Llowes Settlement to 1750
Clwyd Powys Archaeological Trust Historic Settlements Survey - Radnorshire


SO 192417


Set on the west side of the Wye just above the valley floor, Llowes church and the village that surrounds it occupy a spur between the main valley and a dingle formed by a small tributary that runs off the lower slopes of The Begwms to the north-west. Below the churchyard the stream loops around and takes a north-easterly route to the Wye providing a low promontory on which the church was established. The village has grown up on both banks of the stream and is now expanding up the hill behind the church.
Hay-on-Wye lies about 4km off to the east on the opposite bank of the river, while Glasbury and another bridging point is 3km to the south-west.
This brief report examines Llowes’ emergence and development up to 1750. For the more recent history of the settlement, it will be necessary to look at other sources of information and particularly at the origins and nature of the buildings within it. The accompanying map is offered as an indicative guide to the historic settlement. The continuous line defining the historic core offers a visual interpretation of the area within which the settlement developed, based on our interpretation of the evidence currently to hand.
It is not an immutable boundary line, and may need to be modified as new discoveries are made. The map does not show those areas or buildings that are statutorily designated, nor does it pick out those sites or features that are specifically mentioned in the text.
We have not referenced the sources that have been examined to produce this report, but that information will be available in the Historic Environment Record (HER) maintained by the Clwyd-Powys Archaeological Trust. Numbers in brackets are primary record numbers used in the HER to provide information that is specific to individual sites and features. These can be accessed on-line through the Archwilio website (www.archwilio.org.uk).

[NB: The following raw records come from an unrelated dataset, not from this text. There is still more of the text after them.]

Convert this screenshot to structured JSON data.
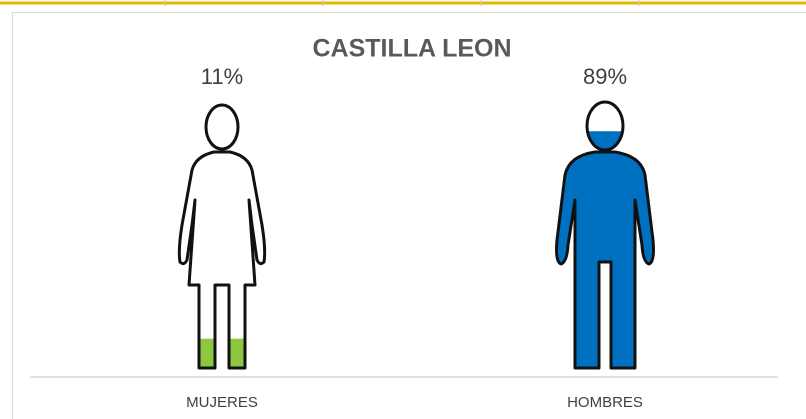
{
  "chart_data": {
    "type": "pictograph",
    "title": "CASTILLA LEON",
    "categories": [
      "MUJERES",
      "HOMBRES"
    ],
    "values": [
      11,
      89
    ],
    "value_labels": [
      "11%",
      "89%"
    ],
    "colors": [
      "#8dc63f",
      "#0070c0"
    ],
    "ylim": [
      0,
      100
    ]
  }
}
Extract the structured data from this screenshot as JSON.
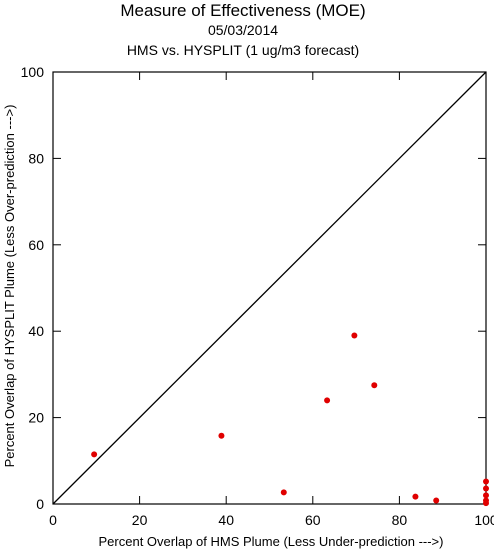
{
  "chart_data": {
    "type": "scatter",
    "title": "Measure of Effectiveness (MOE)",
    "subtitle_date": "05/03/2014",
    "subtitle": "HMS vs. HYSPLIT  (1 ug/m3 forecast)",
    "xlabel": "Percent Overlap of HMS Plume (Less Under-prediction --->)",
    "ylabel": "Percent Overlap of HYSPLIT Plume (Less Over-prediction --->)",
    "xlim": [
      0,
      100
    ],
    "ylim": [
      0,
      100
    ],
    "x_ticks": [
      "0",
      "20",
      "40",
      "60",
      "80",
      "100"
    ],
    "y_ticks": [
      "0",
      "20",
      "40",
      "60",
      "80",
      "100"
    ],
    "reference_line": "diagonal y = x",
    "grid": false,
    "point_color": "#e00000",
    "points": [
      {
        "x": 9.5,
        "y": 11.5
      },
      {
        "x": 38.9,
        "y": 15.8
      },
      {
        "x": 53.3,
        "y": 2.7
      },
      {
        "x": 63.3,
        "y": 24.0
      },
      {
        "x": 69.6,
        "y": 39.0
      },
      {
        "x": 74.2,
        "y": 27.5
      },
      {
        "x": 83.7,
        "y": 1.7
      },
      {
        "x": 88.5,
        "y": 0.8
      },
      {
        "x": 100,
        "y": 5.2
      },
      {
        "x": 100,
        "y": 3.6
      },
      {
        "x": 100,
        "y": 2.0
      },
      {
        "x": 100,
        "y": 0.8
      },
      {
        "x": 100,
        "y": 0.2
      }
    ]
  }
}
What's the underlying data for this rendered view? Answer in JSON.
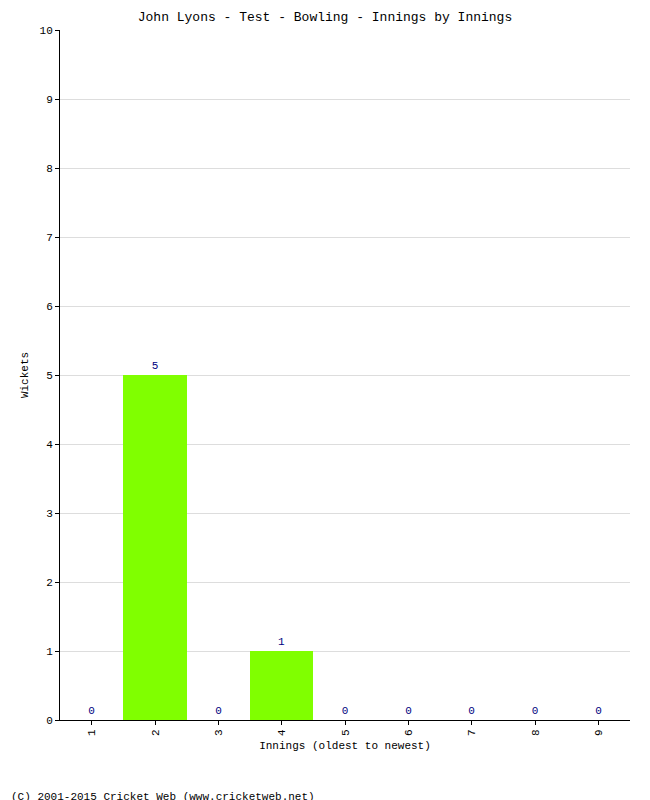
{
  "chart_data": {
    "type": "bar",
    "title": "John Lyons - Test - Bowling - Innings by Innings",
    "x_label": "Innings (oldest to newest)",
    "y_label": "Wickets",
    "categories": [
      "1",
      "2",
      "3",
      "4",
      "5",
      "6",
      "7",
      "8",
      "9"
    ],
    "values": [
      0,
      5,
      0,
      1,
      0,
      0,
      0,
      0,
      0
    ],
    "color": "#80ff00",
    "ylim": [
      0,
      10
    ],
    "yticks": [
      0,
      1,
      2,
      3,
      4,
      5,
      6,
      7,
      8,
      9,
      10
    ],
    "grid": true,
    "data_labels": true,
    "annotations": [
      "(C) 2001-2015 Cricket Web (www.cricketweb.net)"
    ]
  }
}
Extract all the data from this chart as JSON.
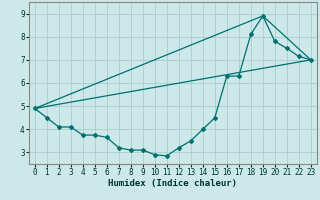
{
  "xlabel": "Humidex (Indice chaleur)",
  "background_color": "#cce8e8",
  "grid_color": "#aacccc",
  "line_color": "#007070",
  "border_color": "#888888",
  "xlim": [
    -0.5,
    23.5
  ],
  "ylim": [
    2.5,
    9.5
  ],
  "xticks": [
    0,
    1,
    2,
    3,
    4,
    5,
    6,
    7,
    8,
    9,
    10,
    11,
    12,
    13,
    14,
    15,
    16,
    17,
    18,
    19,
    20,
    21,
    22,
    23
  ],
  "yticks": [
    3,
    4,
    5,
    6,
    7,
    8,
    9
  ],
  "line1_x": [
    0,
    1,
    2,
    3,
    4,
    5,
    6,
    7,
    8,
    9,
    10,
    11,
    12,
    13,
    14,
    15,
    16,
    17,
    18,
    19,
    20,
    21,
    22,
    23
  ],
  "line1_y": [
    4.9,
    4.5,
    4.1,
    4.1,
    3.75,
    3.75,
    3.65,
    3.2,
    3.1,
    3.1,
    2.9,
    2.85,
    3.2,
    3.5,
    4.0,
    4.5,
    6.3,
    6.3,
    8.1,
    8.9,
    7.8,
    7.5,
    7.15,
    7.0
  ],
  "line2_x": [
    0,
    23
  ],
  "line2_y": [
    4.9,
    7.0
  ],
  "line3_x": [
    0,
    19,
    23
  ],
  "line3_y": [
    4.9,
    8.9,
    7.0
  ],
  "tick_fontsize": 5.5,
  "xlabel_fontsize": 6.5
}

Llowes church, photo 94-C-0039, © CPAT, 2011

Reproduced by permission of Ordnance Survey® on behalf of HMSO.
© Crown copyright and database right 2009. All rights reserved.
Welsh Assembly Government. Licence number 100017916

History of development
St Meilig is said to have come from Clydeside in c.AD 650 and he or his successors are believed to have established a clas community at Llowes. Whilst the church is fficially dedicated to St Meilig, the name of the settlement reflects an obscure holy man St Llywes (Lyuhes) who was supposedly already established here when he was joined by Meilig. This in turn appears to be linked to old Welsh loches/llochwes meaning ‘ a refuge or place of safety’. It is mentioned both in the Liber Landavensis and by Geraldus Cambrensis. The former has it as podum liuhess in eluail with a date broadly in the second quarter of the 12th century, and Geraldus referred to it as Locheis. In the papal taxation of 1291 it was named as both Lewas and Lockwas.
There is a reference, unsubstantiated, to the fact that an anchorite named Wechelen had a hermitage here in the 12th century (4347). The nature of the subsequent development of the settlement can only be guessed at. In a survey of 1816, it consisted of a church, public house, mill and nine dwellings. Unlike some settlements there is no suggestive patterning, and the only archaeological work in the village – a watching brief in 2000 – failed to identify any medieval or later traces of activity next to Mill Cottages.

The Heritage to 1750
No traces of the early medieval 'clas' community have been recognised. It can be no more than supposition, albeit a reasonable one, that it lay on the spot now occupied by the church. The nave and chancel of St Meilig's church (16039) were rebuilt between 1853 and 1855, but the west tower is medieval, its later stage added in the Perpendicular style. In addition to the cross (see below), there is an early 13th-century font within the church, but little else of any great interest. The church also houses a remarkable, 11th century decorated cross-slab with a large cross in high relief (399; SAM Rd100). It was moved from the churchyard into the church in 1956, but a local tradition reported in the church is that it was originally set on Bryn-y-rhydd Common, the higher ground to the south-west of the village, at a place called Croesfeilig and was moved to the churchyard at some unknown date.
The churchyard (16206) is raised high above the general ground level on its south-east side, but elsewhere its elevation is much less pronounced. Notwithstanding this, it has a strong curvilinear appearance and the linear alignments on its north side hint at modifications to what is essentially an early-medieval design.
The Old Vicarage (16073; Grade II listing) incorporates a late medieval, cruck-framed hall house, perhaps of 16th-century date if not earlier.
The much altered Radnor Arms Inn (36594; Grade II listing) was said to have a 15th- or 16th-century main range by Cadw, but the Royal Commission claim a 17th-century date for it.
Llowes Mill (23005), abandoned in the 1920s, is undated. Llowes Court (25863) is also 16th-century, but at a distance of 300m it falls outside the settlement.
A former orchard above Mill Cottages (OS plot 1082) contains what appear to be terraces and platforms (16207), probably the sites of earlier medieval dwellings. East of the church and on the opposite side of the main road (OS plot 3675), the scarp above the stream may have been levelled for use (16209); and a rather more distinctive terraced platform (PAR 16208) is visible higher up the hillside where it is crossed by a footpath. A further platform (16210) in Fron Wood is less convincing.